Teaching WebXR to 8-Year-Olds

Last week I taught an intro VR class at my local library using A-Frame. The students were much younger than I had expected (I thought tween meant 10 to 12) but we had a great time anyway. I just had to modify my approach.

Teaching programming to children is always tricky. Different students have different skill levels, and the difference of a single year can greatly affect their skill level. My solution was to do the first half of the class (we had 2 hours total) as a group. I showed them a few VR examples in a browser, then we all modified a project together. The key here is getting the kids to see that a change in the code will equal a change in the output. That the change is small (like a color or position) doesn’t matter. As long as there is some change the kids will get it.
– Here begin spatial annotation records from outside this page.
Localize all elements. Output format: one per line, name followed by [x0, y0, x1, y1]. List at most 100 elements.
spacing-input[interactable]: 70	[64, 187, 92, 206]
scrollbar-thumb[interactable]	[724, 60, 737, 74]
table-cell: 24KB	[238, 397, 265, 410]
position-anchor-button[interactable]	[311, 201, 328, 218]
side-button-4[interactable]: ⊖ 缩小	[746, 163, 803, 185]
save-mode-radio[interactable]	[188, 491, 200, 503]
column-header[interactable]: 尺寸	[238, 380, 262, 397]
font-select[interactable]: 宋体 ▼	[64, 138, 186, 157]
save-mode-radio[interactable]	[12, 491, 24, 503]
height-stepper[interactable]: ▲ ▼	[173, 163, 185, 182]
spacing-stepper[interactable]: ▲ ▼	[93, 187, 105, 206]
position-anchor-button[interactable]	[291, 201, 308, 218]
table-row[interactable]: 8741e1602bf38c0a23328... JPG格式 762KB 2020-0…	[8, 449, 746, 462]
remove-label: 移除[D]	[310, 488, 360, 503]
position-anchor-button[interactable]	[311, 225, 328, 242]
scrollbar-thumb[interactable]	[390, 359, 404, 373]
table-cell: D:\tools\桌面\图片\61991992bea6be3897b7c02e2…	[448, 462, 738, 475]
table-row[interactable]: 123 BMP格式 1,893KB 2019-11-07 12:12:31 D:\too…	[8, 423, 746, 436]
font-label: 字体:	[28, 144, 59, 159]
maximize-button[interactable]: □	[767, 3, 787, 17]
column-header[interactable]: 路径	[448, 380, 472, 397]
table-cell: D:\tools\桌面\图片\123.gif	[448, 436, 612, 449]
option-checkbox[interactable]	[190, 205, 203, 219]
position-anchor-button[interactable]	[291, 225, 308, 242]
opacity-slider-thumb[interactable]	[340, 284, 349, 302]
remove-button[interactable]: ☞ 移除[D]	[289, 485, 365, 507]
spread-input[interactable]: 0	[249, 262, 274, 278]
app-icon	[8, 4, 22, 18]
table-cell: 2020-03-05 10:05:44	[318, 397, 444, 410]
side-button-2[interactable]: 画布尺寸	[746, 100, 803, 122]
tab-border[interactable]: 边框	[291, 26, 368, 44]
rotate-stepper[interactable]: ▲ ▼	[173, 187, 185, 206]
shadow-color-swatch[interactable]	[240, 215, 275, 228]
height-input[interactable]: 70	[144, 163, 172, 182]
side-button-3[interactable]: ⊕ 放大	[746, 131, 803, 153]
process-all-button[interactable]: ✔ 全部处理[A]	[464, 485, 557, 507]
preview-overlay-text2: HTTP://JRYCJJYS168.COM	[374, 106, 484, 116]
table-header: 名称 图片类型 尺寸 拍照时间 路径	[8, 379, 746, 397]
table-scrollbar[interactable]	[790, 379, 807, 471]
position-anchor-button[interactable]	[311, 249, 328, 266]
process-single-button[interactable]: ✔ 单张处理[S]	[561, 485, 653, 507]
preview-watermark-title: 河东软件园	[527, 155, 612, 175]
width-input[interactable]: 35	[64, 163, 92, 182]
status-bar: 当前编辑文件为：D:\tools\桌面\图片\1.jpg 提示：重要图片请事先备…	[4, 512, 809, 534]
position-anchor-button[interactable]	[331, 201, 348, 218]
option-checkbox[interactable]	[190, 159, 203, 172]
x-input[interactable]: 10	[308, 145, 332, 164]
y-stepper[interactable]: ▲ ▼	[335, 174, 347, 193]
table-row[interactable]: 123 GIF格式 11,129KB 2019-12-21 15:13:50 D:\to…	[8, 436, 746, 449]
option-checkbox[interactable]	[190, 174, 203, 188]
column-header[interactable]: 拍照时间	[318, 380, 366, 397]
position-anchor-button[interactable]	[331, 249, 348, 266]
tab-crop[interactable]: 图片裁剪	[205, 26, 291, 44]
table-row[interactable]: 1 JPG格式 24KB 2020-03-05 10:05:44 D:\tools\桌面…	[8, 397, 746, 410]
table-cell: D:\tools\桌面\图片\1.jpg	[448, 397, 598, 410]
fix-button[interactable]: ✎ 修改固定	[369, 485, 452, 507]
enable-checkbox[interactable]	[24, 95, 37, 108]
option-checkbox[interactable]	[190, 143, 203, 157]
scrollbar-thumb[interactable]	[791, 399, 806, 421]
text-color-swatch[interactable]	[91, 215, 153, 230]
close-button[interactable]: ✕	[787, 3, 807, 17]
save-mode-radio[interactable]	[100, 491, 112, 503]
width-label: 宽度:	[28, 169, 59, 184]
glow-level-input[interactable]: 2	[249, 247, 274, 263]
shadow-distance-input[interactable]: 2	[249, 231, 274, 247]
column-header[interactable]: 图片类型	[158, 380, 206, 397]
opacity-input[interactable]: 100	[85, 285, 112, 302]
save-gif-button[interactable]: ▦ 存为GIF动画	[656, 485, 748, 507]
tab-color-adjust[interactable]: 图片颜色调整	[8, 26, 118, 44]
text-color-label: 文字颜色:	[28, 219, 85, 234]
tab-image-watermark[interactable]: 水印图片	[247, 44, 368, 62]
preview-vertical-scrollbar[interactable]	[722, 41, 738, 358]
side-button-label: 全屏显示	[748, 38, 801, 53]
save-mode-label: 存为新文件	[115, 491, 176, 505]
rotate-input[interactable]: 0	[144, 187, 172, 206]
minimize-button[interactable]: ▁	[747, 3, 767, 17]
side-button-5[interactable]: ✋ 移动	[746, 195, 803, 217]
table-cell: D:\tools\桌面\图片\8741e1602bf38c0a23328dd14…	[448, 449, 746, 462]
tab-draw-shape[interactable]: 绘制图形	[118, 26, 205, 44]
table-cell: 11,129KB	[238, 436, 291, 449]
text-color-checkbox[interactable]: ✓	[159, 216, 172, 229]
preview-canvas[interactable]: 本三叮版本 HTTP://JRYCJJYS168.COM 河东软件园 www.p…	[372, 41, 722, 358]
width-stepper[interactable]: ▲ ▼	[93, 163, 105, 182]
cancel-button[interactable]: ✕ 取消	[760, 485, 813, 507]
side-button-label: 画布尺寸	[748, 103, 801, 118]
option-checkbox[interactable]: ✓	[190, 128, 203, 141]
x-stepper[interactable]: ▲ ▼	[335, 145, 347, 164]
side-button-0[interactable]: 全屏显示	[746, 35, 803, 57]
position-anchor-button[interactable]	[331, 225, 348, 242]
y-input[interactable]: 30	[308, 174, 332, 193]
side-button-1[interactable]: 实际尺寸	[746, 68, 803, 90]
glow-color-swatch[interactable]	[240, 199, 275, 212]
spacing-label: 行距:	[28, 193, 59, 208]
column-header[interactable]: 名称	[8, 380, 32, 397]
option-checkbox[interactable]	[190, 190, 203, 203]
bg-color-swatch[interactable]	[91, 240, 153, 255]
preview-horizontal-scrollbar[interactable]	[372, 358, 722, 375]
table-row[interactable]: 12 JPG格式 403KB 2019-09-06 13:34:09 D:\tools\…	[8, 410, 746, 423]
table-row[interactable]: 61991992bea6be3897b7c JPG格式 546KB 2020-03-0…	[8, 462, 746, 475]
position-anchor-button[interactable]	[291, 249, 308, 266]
If you haven’t used it before, A-Frame is a WebXR framework built on top ThreeJS. It lets you make web-based VR experiences using simple markup rather than JavaScript code. The markup is far easier for the students to understand than procedural code. Almost every component in the markup maps directly to one thing in the output, making the mental association far easier. Here’s a simple example of some A-Frame markup:

<a-scene>           
<a-sky color="white"></a-sky>
<a-entity
geometry="primitive:box; width:1; height:1; depth:1"
material="color:teal"
position="0 1.5 -4"
rotation="0 30 0"
></a-entity>
</a-scene>

I started with an existing Glitch project for them to remix or modify. After about an hour of group work I let the students experiment on their own. Fun fact: children often don’t have email addresses, making the use of a service that doesn’t require a login essential. Glitch fits the bill nicely.

All that said, doing anything with syntax is tricky for a child who has never written code before. Even when just copying and pasting they can easily forget a bracket or unbalance the quotes. Syntax is just hard for any eight-year-old. However, the twelve year olds had no problem at all perfectly copying code from my screen then modifying it themselves.

The syntax problem makes me think there is room for a visual VR tool that semantically is the same as A-Frame, but lets you modify properties of a tree structure instead of writing markup in a text editor. Hopefully someone will make a tool like that.

In the meantime, I created a cheat sheet that anyone can use. I tried to compress as much information as possible into it without going over a single page (front and back). Since the kids immediately want to start adding models and images from the web, I provide a few links for them.

One word of warning: A-Frame on Glitch can access GLTF files, but you can’t host a folder containing a GLTF with its resources because Glitch’s CDN generates random names for everything, breaking relative paths. At some point I’ll put together a collection of pre-approved assets to make life easier, but in the meantime just be aware of the challenge.

I hope these notes help you when teaching your own A-Frame workshop.